Equine West Nile Virus Positives Diagnosed in December, Texas Cases Total 38

Typically, West Nile virus (WNV) cases are not diagnosed into December; however, this year suspicious specimens were sent to the Texas A&M Veterinary Medical Diagnostic Laboratory (TVMDL) into December. It is expected that WNV cases will drop off as the weather across the state cools and the environment for the mosquitoes that are the vector for the disease diminishes.

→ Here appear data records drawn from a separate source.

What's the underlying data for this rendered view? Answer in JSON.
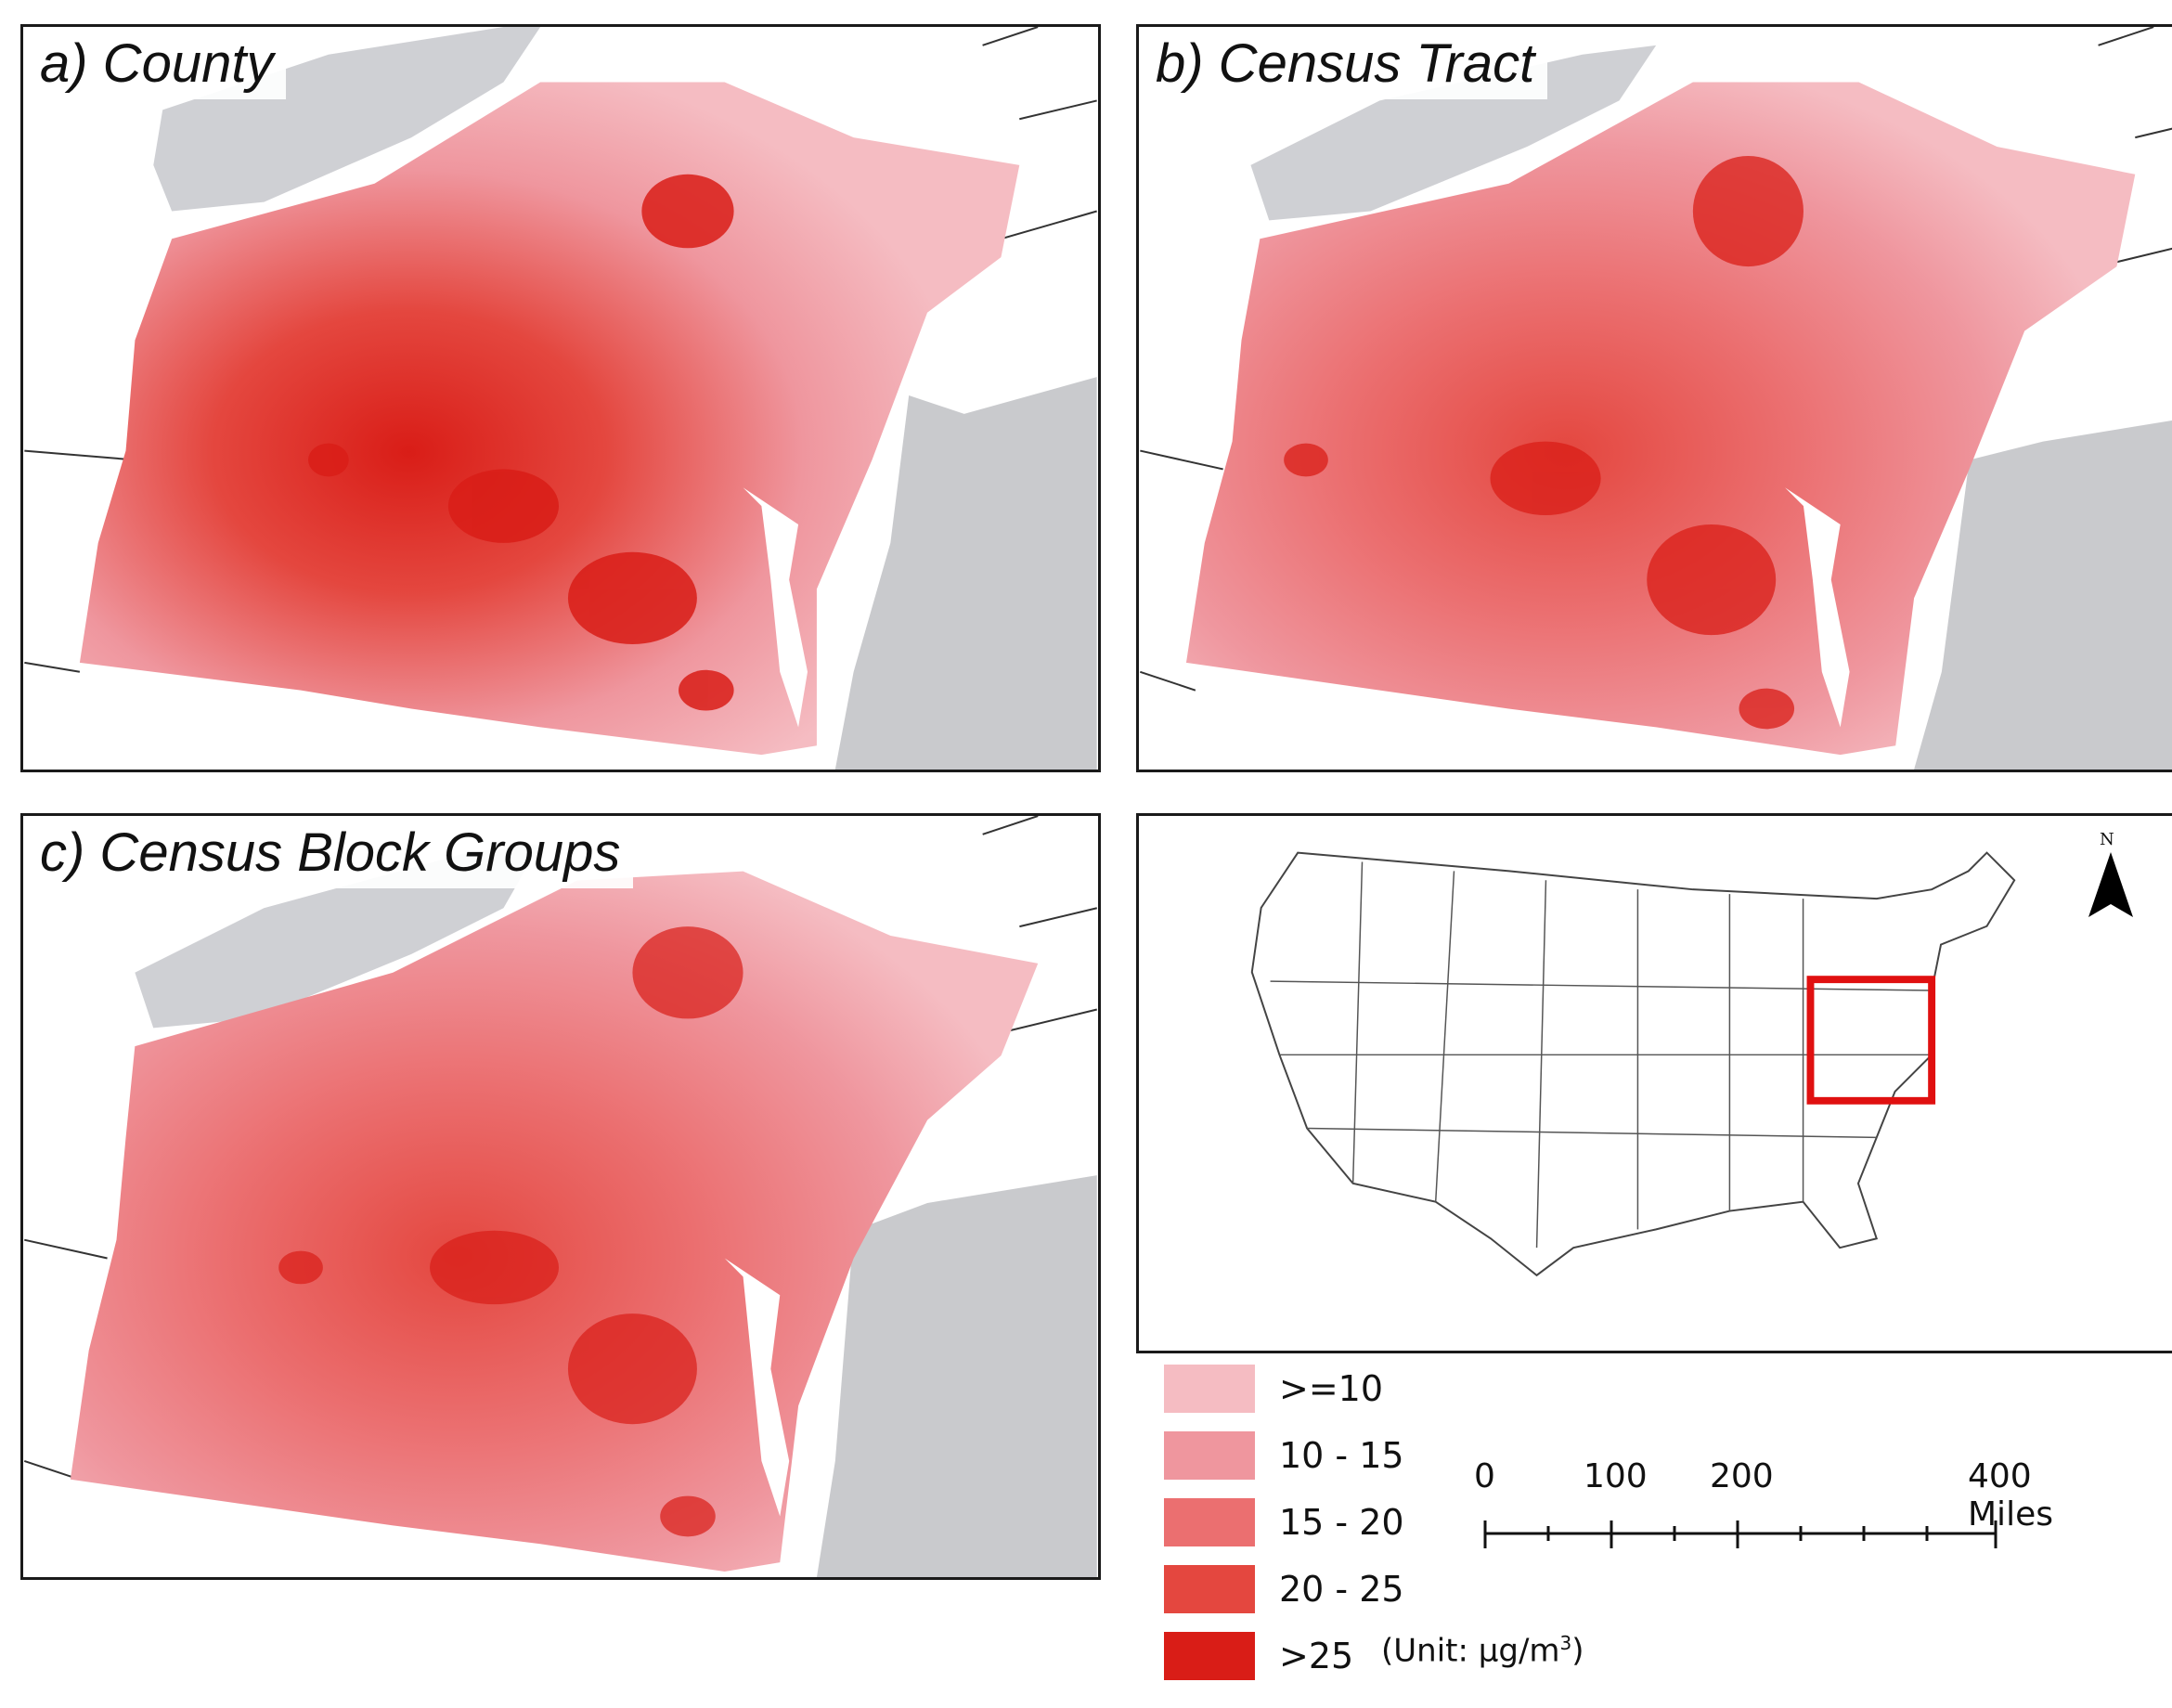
{
  "panels": {
    "a": {
      "title": "a) County"
    },
    "b": {
      "title": "b) Census Tract"
    },
    "c": {
      "title": "c) Census Block Groups"
    }
  },
  "legend": {
    "items": [
      {
        "label": ">=10",
        "color": "#f5bcc2"
      },
      {
        "label": "10 - 15",
        "color": "#ef969e"
      },
      {
        "label": "15 - 20",
        "color": "#eb6f70"
      },
      {
        "label": "20 - 25",
        "color": "#e4473f"
      },
      {
        "label": ">25",
        "color": "#d91d17"
      }
    ],
    "unit_prefix": "(Unit: μg/m",
    "unit_sup": "3",
    "unit_suffix": ")"
  },
  "scale": {
    "labels": [
      "0",
      "100",
      "200",
      "400 Miles"
    ]
  },
  "north_arrow": {
    "label": "N"
  },
  "colors": {
    "lake": "#cfd0d4",
    "ocean": "#c9cacd",
    "land": "#ffffff",
    "boundary": "#333333",
    "highlight_box": "#e01010"
  }
}
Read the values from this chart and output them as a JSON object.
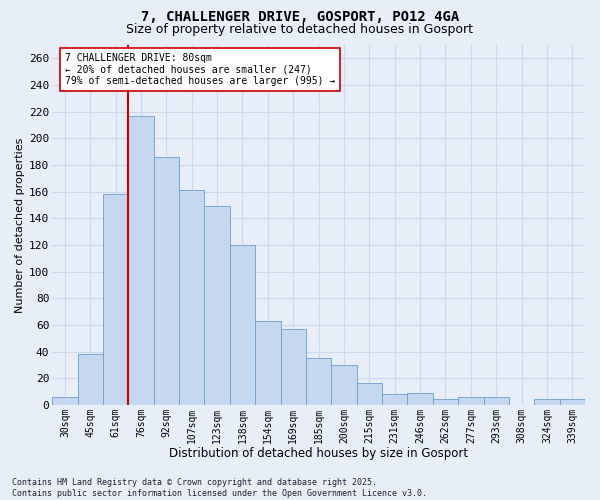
{
  "title": "7, CHALLENGER DRIVE, GOSPORT, PO12 4GA",
  "subtitle": "Size of property relative to detached houses in Gosport",
  "xlabel": "Distribution of detached houses by size in Gosport",
  "ylabel": "Number of detached properties",
  "categories": [
    "30sqm",
    "45sqm",
    "61sqm",
    "76sqm",
    "92sqm",
    "107sqm",
    "123sqm",
    "138sqm",
    "154sqm",
    "169sqm",
    "185sqm",
    "200sqm",
    "215sqm",
    "231sqm",
    "246sqm",
    "262sqm",
    "277sqm",
    "293sqm",
    "308sqm",
    "324sqm",
    "339sqm"
  ],
  "values": [
    6,
    38,
    158,
    217,
    186,
    161,
    149,
    120,
    63,
    57,
    35,
    30,
    16,
    8,
    9,
    4,
    6,
    6,
    0,
    4,
    4
  ],
  "bar_color": "#c5d8f0",
  "bar_edge_color": "#6b9fcc",
  "vline_x": 2.5,
  "vline_color": "#cc0000",
  "annotation_text": "7 CHALLENGER DRIVE: 80sqm\n← 20% of detached houses are smaller (247)\n79% of semi-detached houses are larger (995) →",
  "annotation_box_color": "#ffffff",
  "annotation_box_edge": "#cc0000",
  "ylim": [
    0,
    270
  ],
  "yticks": [
    0,
    20,
    40,
    60,
    80,
    100,
    120,
    140,
    160,
    180,
    200,
    220,
    240,
    260
  ],
  "background_color": "#e8eef8",
  "grid_color": "#d0d8e8",
  "footer": "Contains HM Land Registry data © Crown copyright and database right 2025.\nContains public sector information licensed under the Open Government Licence v3.0.",
  "title_fontsize": 10,
  "subtitle_fontsize": 9,
  "xlabel_fontsize": 8.5,
  "ylabel_fontsize": 8,
  "annotation_fontsize": 7,
  "footer_fontsize": 6,
  "ytick_fontsize": 8,
  "xtick_fontsize": 7
}
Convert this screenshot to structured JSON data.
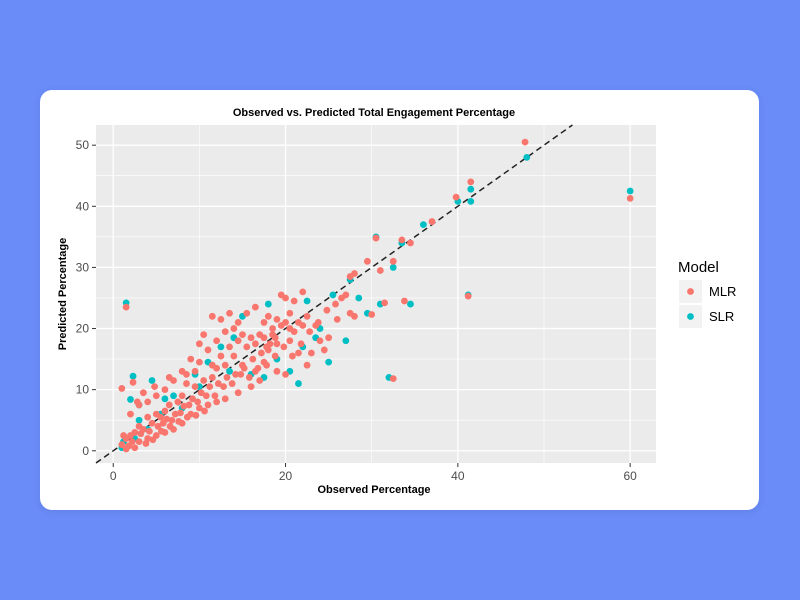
{
  "colors": {
    "page_background": "#6a8cf8",
    "card_background": "#ffffff",
    "panel_background": "#ebebeb",
    "grid": "#ffffff",
    "mlr": "#f8766d",
    "slr": "#00bfc4",
    "reference_line": "#222222"
  },
  "chart_data": {
    "type": "scatter",
    "title": "Observed vs. Predicted Total Engagement Percentage",
    "xlabel": "Observed Percentage",
    "ylabel": "Predicted Percentage",
    "xlim": [
      -2,
      63
    ],
    "ylim": [
      -2,
      53.3
    ],
    "x_ticks": [
      0,
      20,
      40,
      60
    ],
    "y_ticks": [
      0,
      10,
      20,
      30,
      40,
      50
    ],
    "grid": true,
    "legend_placement": "right",
    "legend_title": "Model",
    "reference_line": {
      "style": "dashed",
      "from": [
        -2,
        -2
      ],
      "to": [
        53.3,
        53.3
      ]
    },
    "series": [
      {
        "name": "SLR",
        "color": "#00bfc4",
        "points": [
          [
            1.5,
            24.2
          ],
          [
            2.3,
            12.2
          ],
          [
            4.5,
            11.5
          ],
          [
            1.2,
            1.5
          ],
          [
            2.0,
            8.4
          ],
          [
            3.0,
            7.5
          ],
          [
            5.5,
            6.0
          ],
          [
            7.0,
            9.0
          ],
          [
            9.5,
            12.5
          ],
          [
            11.0,
            14.5
          ],
          [
            13.5,
            13.0
          ],
          [
            16.0,
            12.5
          ],
          [
            17.5,
            12.0
          ],
          [
            19.0,
            15.0
          ],
          [
            20.5,
            13.0
          ],
          [
            21.5,
            11.0
          ],
          [
            22.0,
            17.0
          ],
          [
            23.5,
            18.5
          ],
          [
            25.0,
            14.5
          ],
          [
            25.5,
            25.5
          ],
          [
            27.5,
            28.0
          ],
          [
            28.5,
            25.0
          ],
          [
            30.5,
            35.0
          ],
          [
            31.0,
            24.0
          ],
          [
            32.5,
            30.0
          ],
          [
            33.5,
            34.0
          ],
          [
            34.5,
            24.0
          ],
          [
            36.0,
            37.0
          ],
          [
            40.0,
            40.8
          ],
          [
            41.5,
            42.8
          ],
          [
            41.5,
            40.8
          ],
          [
            41.2,
            25.5
          ],
          [
            60.0,
            42.5
          ],
          [
            48.0,
            48.0
          ],
          [
            18.0,
            24.0
          ],
          [
            15.0,
            22.0
          ],
          [
            12.5,
            17.0
          ],
          [
            10.0,
            10.5
          ],
          [
            8.0,
            7.0
          ],
          [
            6.0,
            8.5
          ],
          [
            4.0,
            3.5
          ],
          [
            3.0,
            5.0
          ],
          [
            2.5,
            2.0
          ],
          [
            1.0,
            0.5
          ],
          [
            29.5,
            22.5
          ],
          [
            27.0,
            18.0
          ],
          [
            24.0,
            20.0
          ],
          [
            22.5,
            24.5
          ],
          [
            32.0,
            12.0
          ],
          [
            14.0,
            18.5
          ]
        ]
      },
      {
        "name": "MLR",
        "color": "#f8766d",
        "points": [
          [
            1.5,
            23.5
          ],
          [
            2.3,
            11.2
          ],
          [
            1.0,
            10.2
          ],
          [
            47.8,
            50.5
          ],
          [
            60.0,
            41.3
          ],
          [
            41.2,
            25.3
          ],
          [
            41.5,
            44.0
          ],
          [
            39.8,
            41.5
          ],
          [
            30.5,
            34.8
          ],
          [
            32.5,
            31.0
          ],
          [
            33.5,
            34.5
          ],
          [
            34.5,
            34.0
          ],
          [
            37.0,
            37.5
          ],
          [
            31.0,
            29.5
          ],
          [
            29.5,
            31.0
          ],
          [
            30.0,
            22.3
          ],
          [
            31.5,
            24.2
          ],
          [
            33.8,
            24.5
          ],
          [
            28.0,
            29.0
          ],
          [
            27.5,
            28.5
          ],
          [
            26.5,
            25.0
          ],
          [
            27.0,
            25.5
          ],
          [
            25.0,
            18.5
          ],
          [
            23.5,
            20.5
          ],
          [
            22.0,
            26.0
          ],
          [
            21.0,
            24.5
          ],
          [
            20.5,
            22.5
          ],
          [
            19.5,
            25.5
          ],
          [
            20.0,
            25.0
          ],
          [
            24.5,
            16.5
          ],
          [
            22.5,
            14.0
          ],
          [
            21.5,
            16.0
          ],
          [
            18.5,
            20.0
          ],
          [
            17.5,
            21.0
          ],
          [
            16.5,
            23.5
          ],
          [
            15.5,
            22.5
          ],
          [
            14.5,
            21.0
          ],
          [
            13.5,
            22.5
          ],
          [
            12.5,
            21.5
          ],
          [
            11.5,
            22.0
          ],
          [
            10.0,
            17.5
          ],
          [
            10.5,
            19.0
          ],
          [
            16.5,
            13.0
          ],
          [
            17.5,
            14.5
          ],
          [
            18.0,
            16.5
          ],
          [
            19.0,
            17.5
          ],
          [
            15.0,
            14.0
          ],
          [
            14.0,
            15.5
          ],
          [
            13.0,
            14.0
          ],
          [
            12.0,
            13.5
          ],
          [
            11.5,
            12.0
          ],
          [
            10.5,
            11.5
          ],
          [
            9.5,
            10.5
          ],
          [
            8.5,
            11.0
          ],
          [
            8.0,
            9.0
          ],
          [
            7.5,
            8.0
          ],
          [
            6.5,
            7.5
          ],
          [
            6.0,
            6.5
          ],
          [
            5.5,
            5.5
          ],
          [
            5.0,
            6.0
          ],
          [
            4.5,
            4.5
          ],
          [
            4.0,
            5.5
          ],
          [
            3.5,
            3.5
          ],
          [
            3.0,
            4.0
          ],
          [
            2.5,
            3.0
          ],
          [
            2.0,
            2.5
          ],
          [
            1.5,
            2.0
          ],
          [
            1.0,
            1.0
          ],
          [
            1.2,
            2.5
          ],
          [
            1.8,
            0.8
          ],
          [
            2.2,
            1.5
          ],
          [
            3.2,
            2.8
          ],
          [
            4.2,
            3.2
          ],
          [
            5.2,
            4.0
          ],
          [
            6.2,
            5.2
          ],
          [
            7.2,
            6.0
          ],
          [
            8.2,
            7.3
          ],
          [
            9.2,
            8.5
          ],
          [
            10.2,
            9.5
          ],
          [
            11.2,
            10.5
          ],
          [
            12.2,
            11.0
          ],
          [
            13.2,
            12.0
          ],
          [
            14.2,
            12.5
          ],
          [
            15.2,
            13.5
          ],
          [
            16.2,
            15.0
          ],
          [
            17.2,
            16.0
          ],
          [
            18.2,
            17.5
          ],
          [
            9.0,
            15.0
          ],
          [
            8.0,
            13.0
          ],
          [
            7.0,
            11.5
          ],
          [
            6.0,
            10.0
          ],
          [
            5.0,
            9.0
          ],
          [
            4.0,
            8.0
          ],
          [
            3.0,
            7.5
          ],
          [
            2.0,
            6.0
          ],
          [
            3.5,
            9.5
          ],
          [
            2.8,
            8.0
          ],
          [
            4.8,
            10.5
          ],
          [
            6.5,
            12.0
          ],
          [
            8.5,
            12.5
          ],
          [
            5.8,
            4.5
          ],
          [
            6.8,
            5.0
          ],
          [
            7.8,
            6.2
          ],
          [
            8.8,
            7.5
          ],
          [
            9.8,
            8.0
          ],
          [
            10.8,
            9.0
          ],
          [
            11.8,
            9.0
          ],
          [
            12.8,
            10.5
          ],
          [
            13.8,
            11.0
          ],
          [
            14.8,
            12.5
          ],
          [
            15.8,
            12.0
          ],
          [
            16.8,
            13.5
          ],
          [
            17.8,
            14.0
          ],
          [
            18.8,
            15.5
          ],
          [
            19.8,
            17.0
          ],
          [
            20.8,
            15.5
          ],
          [
            21.8,
            17.5
          ],
          [
            22.8,
            19.5
          ],
          [
            23.8,
            21.0
          ],
          [
            24.8,
            23.0
          ],
          [
            25.8,
            24.0
          ],
          [
            12.0,
            18.0
          ],
          [
            13.0,
            19.5
          ],
          [
            14.0,
            20.0
          ],
          [
            15.0,
            19.0
          ],
          [
            16.0,
            18.5
          ],
          [
            17.0,
            19.0
          ],
          [
            11.0,
            16.5
          ],
          [
            10.0,
            14.5
          ],
          [
            9.5,
            13.0
          ],
          [
            11.5,
            14.0
          ],
          [
            12.5,
            15.5
          ],
          [
            13.5,
            17.0
          ],
          [
            14.5,
            18.0
          ],
          [
            15.5,
            17.0
          ],
          [
            16.5,
            17.5
          ],
          [
            17.5,
            18.5
          ],
          [
            18.5,
            19.0
          ],
          [
            19.5,
            20.5
          ],
          [
            20.5,
            20.0
          ],
          [
            21.5,
            21.0
          ],
          [
            22.5,
            22.0
          ],
          [
            23.0,
            16.0
          ],
          [
            24.0,
            18.0
          ],
          [
            19.0,
            13.0
          ],
          [
            20.0,
            12.5
          ],
          [
            17.0,
            11.5
          ],
          [
            16.0,
            10.5
          ],
          [
            14.5,
            9.5
          ],
          [
            13.0,
            8.5
          ],
          [
            12.0,
            8.0
          ],
          [
            11.0,
            7.5
          ],
          [
            10.0,
            7.0
          ],
          [
            9.0,
            6.0
          ],
          [
            8.0,
            4.5
          ],
          [
            7.0,
            3.5
          ],
          [
            6.0,
            3.0
          ],
          [
            5.0,
            2.5
          ],
          [
            4.0,
            2.0
          ],
          [
            3.0,
            1.5
          ],
          [
            2.5,
            0.5
          ],
          [
            1.5,
            0.3
          ],
          [
            3.8,
            1.2
          ],
          [
            4.6,
            1.8
          ],
          [
            5.6,
            3.2
          ],
          [
            6.6,
            4.0
          ],
          [
            7.6,
            4.8
          ],
          [
            8.6,
            5.5
          ],
          [
            9.6,
            5.8
          ],
          [
            10.6,
            6.5
          ],
          [
            32.5,
            11.8
          ],
          [
            18.0,
            22.0
          ],
          [
            19.0,
            21.5
          ],
          [
            20.0,
            21.0
          ],
          [
            21.0,
            19.5
          ],
          [
            22.0,
            20.5
          ],
          [
            26.0,
            21.5
          ],
          [
            28.0,
            22.0
          ],
          [
            27.5,
            22.5
          ],
          [
            20.5,
            18.0
          ],
          [
            18.8,
            18.5
          ],
          [
            17.8,
            17.0
          ]
        ]
      }
    ]
  }
}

As of December 18, 2015, TVMDL can confirm horses in the following counties tested positive for WNV in 2015.
1.   Houston County
2.   Atascosa County
3.   Jefferson County (4 cases)
4.   Roberts County
5.   Sterling County
6.   Parker County
7.   Randall County
8.   Liberty County
9.   Scurry County
10. Hutchinson County
11. Taylor County
12. Nolan County
13. Trinity County
14. Robertson County (2 cases)
15. Midland County
16. Orange County
17. Harris County (3 cases)
18. Victoria County
19. Cooke County
20. Chambers County (2 cases)
21. Erath County
22. Freestone County
23. Smith County
24. Nueces County
25. Collin County
26. Wichita County
27. Lavaca County
28. Jackson County
29. Angelina County
“The number of West Nile virus cases we have seen in 2015 points out the risk to our equine population and the importance of vaccination,” said TVMDL Assistant Director Terry Hensley, MS, DVM. “The horses represented in these cases were either unvaccinated or had lapsed in their vaccinations. The majority of the horses exhibited classical neurological signs which indicates the importance of diagnostic testing as an aid in confirming a clinical diagnosis.”
This year’s positive case map dispels the general public’s belief that WNV is only a threat in low-lying or coastal areas, as positive cases were found from the Panhandle to Dallas, to South Texas and the Houston area. The most prolific area with positive cases was the southeastern region of the state.
Symptoms for other neurologic diseases can present similarly; diagnostic testing is the only method to definitively determine infection. In order to have a complete diagnostic picture, TVMDL also recommends veterinarians request additional tests including: Equine Herpesvirus-1, Eastern Equine Encephalitis (EEE) and Western Equine Encephalitis. In 2015, TVMDL confirmed four positive cases of EEE in southeast Texas.
The Texas Department of State Health Services and the Texas Animal Health Commission have information related to WNV and mosquito control available for free download.